Entre 1984, quando Carajás entrou em operação, e 1996, o último ano de incidência do ICMS sobre a exportação, a Vale deve ter recolhido algo como 750 milhões de reais. Nos 10 anos seguintes, a partir da vigência da Lei Kandir, em 1997, devia ser pago R$ 4 bilhões, mesmo com uma alíquota de imposto menor, de 13%. Mas não apenas não pagou: ainda acumulou créditos por conta desse absurdo estímulo à exportação, segundo o qual quem não paga, leva. A piada do sujeito que não paga a conta do restaurante e, quando cobrado pelo garçom, diz que está é esperando pelo troco, virou realidade de mau gosto. Não levamos e ainda pagamos a conta.
Com seus coloridos portfólios de responsabilidade social, repletos de imagens de gente bem assistida e de robustos periquitos e papagaios, a empresa atenua ou ofusca a ausência de efeitos sociais do seu cada vez mais lucrativo funcionamento. Um número abre as portas para uma percepção mais aguda: enquanto o aumento dos empregos próprios entre 2006/2007 foi de 10,71%, o incremento dos empregos terceirizados no mesmo período alcançou mais do que o dobro: 24,06%.
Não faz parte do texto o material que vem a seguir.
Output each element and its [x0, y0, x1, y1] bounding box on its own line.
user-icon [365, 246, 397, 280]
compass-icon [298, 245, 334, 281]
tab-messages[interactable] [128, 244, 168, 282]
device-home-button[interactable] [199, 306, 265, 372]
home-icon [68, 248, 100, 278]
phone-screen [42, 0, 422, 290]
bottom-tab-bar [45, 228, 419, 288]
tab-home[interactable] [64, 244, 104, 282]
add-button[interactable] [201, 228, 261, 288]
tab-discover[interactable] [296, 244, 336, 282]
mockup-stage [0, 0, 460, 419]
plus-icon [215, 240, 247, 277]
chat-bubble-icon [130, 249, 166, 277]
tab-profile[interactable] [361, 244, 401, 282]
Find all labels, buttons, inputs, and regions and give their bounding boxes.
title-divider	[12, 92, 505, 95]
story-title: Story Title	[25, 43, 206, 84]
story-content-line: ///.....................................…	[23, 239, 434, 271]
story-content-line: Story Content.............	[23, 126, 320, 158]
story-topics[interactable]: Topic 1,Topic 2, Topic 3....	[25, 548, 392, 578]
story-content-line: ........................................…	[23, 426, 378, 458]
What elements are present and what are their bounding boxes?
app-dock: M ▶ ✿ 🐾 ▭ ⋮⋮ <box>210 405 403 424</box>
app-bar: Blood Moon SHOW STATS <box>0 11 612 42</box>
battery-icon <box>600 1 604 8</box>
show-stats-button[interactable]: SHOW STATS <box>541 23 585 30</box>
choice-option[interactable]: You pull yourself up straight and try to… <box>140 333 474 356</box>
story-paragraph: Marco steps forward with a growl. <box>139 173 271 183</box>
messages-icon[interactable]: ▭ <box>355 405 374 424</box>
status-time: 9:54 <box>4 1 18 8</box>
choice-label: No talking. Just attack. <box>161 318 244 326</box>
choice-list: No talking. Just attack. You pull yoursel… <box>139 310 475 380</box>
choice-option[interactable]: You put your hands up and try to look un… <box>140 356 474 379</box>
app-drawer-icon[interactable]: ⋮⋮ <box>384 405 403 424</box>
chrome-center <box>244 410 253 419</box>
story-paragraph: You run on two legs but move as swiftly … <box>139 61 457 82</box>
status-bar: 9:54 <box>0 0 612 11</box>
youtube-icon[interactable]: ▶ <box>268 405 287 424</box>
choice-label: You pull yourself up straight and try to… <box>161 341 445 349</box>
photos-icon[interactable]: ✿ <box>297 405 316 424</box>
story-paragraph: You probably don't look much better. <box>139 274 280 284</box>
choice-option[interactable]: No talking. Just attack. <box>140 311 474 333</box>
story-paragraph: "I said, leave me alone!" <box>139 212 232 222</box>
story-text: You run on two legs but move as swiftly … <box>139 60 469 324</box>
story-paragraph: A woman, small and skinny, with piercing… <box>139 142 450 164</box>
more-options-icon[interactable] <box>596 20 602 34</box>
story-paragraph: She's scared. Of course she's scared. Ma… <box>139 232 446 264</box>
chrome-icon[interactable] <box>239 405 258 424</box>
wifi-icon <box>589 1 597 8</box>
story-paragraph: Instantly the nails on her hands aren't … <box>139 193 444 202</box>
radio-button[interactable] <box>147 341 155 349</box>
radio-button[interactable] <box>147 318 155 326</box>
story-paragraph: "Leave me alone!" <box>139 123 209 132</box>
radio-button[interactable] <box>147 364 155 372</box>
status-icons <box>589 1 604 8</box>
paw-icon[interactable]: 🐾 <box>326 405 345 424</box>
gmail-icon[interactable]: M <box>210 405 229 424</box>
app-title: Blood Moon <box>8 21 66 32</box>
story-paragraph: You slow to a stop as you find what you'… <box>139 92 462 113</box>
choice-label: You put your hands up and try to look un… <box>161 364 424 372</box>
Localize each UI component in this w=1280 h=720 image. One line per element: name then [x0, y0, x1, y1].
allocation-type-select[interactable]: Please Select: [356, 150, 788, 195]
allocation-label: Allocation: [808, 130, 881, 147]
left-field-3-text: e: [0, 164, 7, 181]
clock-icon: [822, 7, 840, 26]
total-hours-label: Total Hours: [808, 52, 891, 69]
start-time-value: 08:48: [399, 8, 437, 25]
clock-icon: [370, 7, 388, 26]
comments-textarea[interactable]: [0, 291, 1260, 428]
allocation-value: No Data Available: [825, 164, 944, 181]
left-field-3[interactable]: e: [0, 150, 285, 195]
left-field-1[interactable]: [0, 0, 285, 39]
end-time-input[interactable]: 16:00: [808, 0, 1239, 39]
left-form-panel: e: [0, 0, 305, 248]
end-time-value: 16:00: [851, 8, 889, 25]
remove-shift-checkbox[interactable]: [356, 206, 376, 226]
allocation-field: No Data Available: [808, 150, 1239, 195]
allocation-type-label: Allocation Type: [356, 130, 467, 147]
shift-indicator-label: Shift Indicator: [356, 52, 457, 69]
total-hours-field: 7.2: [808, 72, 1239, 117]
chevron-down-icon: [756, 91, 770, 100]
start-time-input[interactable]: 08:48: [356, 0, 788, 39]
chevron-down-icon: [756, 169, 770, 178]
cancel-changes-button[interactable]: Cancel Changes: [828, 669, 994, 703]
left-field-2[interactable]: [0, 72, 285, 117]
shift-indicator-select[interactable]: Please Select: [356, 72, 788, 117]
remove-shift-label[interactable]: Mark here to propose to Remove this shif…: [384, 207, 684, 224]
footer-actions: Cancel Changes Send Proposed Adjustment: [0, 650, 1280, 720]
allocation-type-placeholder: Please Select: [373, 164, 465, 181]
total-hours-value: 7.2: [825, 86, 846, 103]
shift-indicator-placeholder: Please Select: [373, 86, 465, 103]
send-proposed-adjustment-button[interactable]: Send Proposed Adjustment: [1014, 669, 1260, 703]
A existência do Programa de Desenvolvimento de Fornecedores, o PDF não digital, pode sugerir que a empresa está fomentando o desenvolvimento por via indireta. Fazendo mais contratações de obras e serviços, incentiva a criação de empresas, multiplicando seus ganhos.
Isso seria verdadeiro se os satélites funcionassem segundo padrões semelhantes aos do planeta. Mas o que há é um rebaixamento desse nível e um vazamento de renda e salário. Por isso, os indicadores sociais (e mesmo os econômicos) da região (como os do Estado) não acompanham o notável desempenho da empresa. Como a única luz própria é a dela, é só ela que brilha no firmamento do Pará. O Estado já chegou a ficar sem sua estrela na bandeira nacional e agora pode perdê-la no seu território, onde virará miragem - ou visagem. Com e sem simbolismo.
PerfilDuas novas frentes de produção da Companhia Vale do Rio Doce se consolidaram no primeiro semestre deste ano: a mina de Paragominas produziu 352 mil toneladas de bauxita (produção que no Trombetas chegou a 8,8 milhões) e a Ferro Gusa de Carajás gerou 129 mil toneladas em Marabá. Os números terão forte incremento até o final de 2007 e se multiplicarão em 2008, reforçando o faturamento de não-ferrosos juntamente com o cobre, alumínio, alumina e caulim. E logo em seguida recebendo o reforço do níquel. No Pará a CVRD se tornará mais diversificada do que no restante do Brasil.
Sujeito ocultoHá algum significado específico no espaço menor (com destaque interno, mas pouca visibilidade na capa) que o Diário do Pará tem dado mais recentemente às matérias sobre a Companhia Vale do Rio Doce? E há alguma relação entre esse tratamento editorial e o grande destaque que a CVRD tem recebido nas páginas de O Liberal, com ênfase na capa? Enquanto não surgirem respostas satisfatórias para essas dúvidas, convém verificar se não há gato na tuba.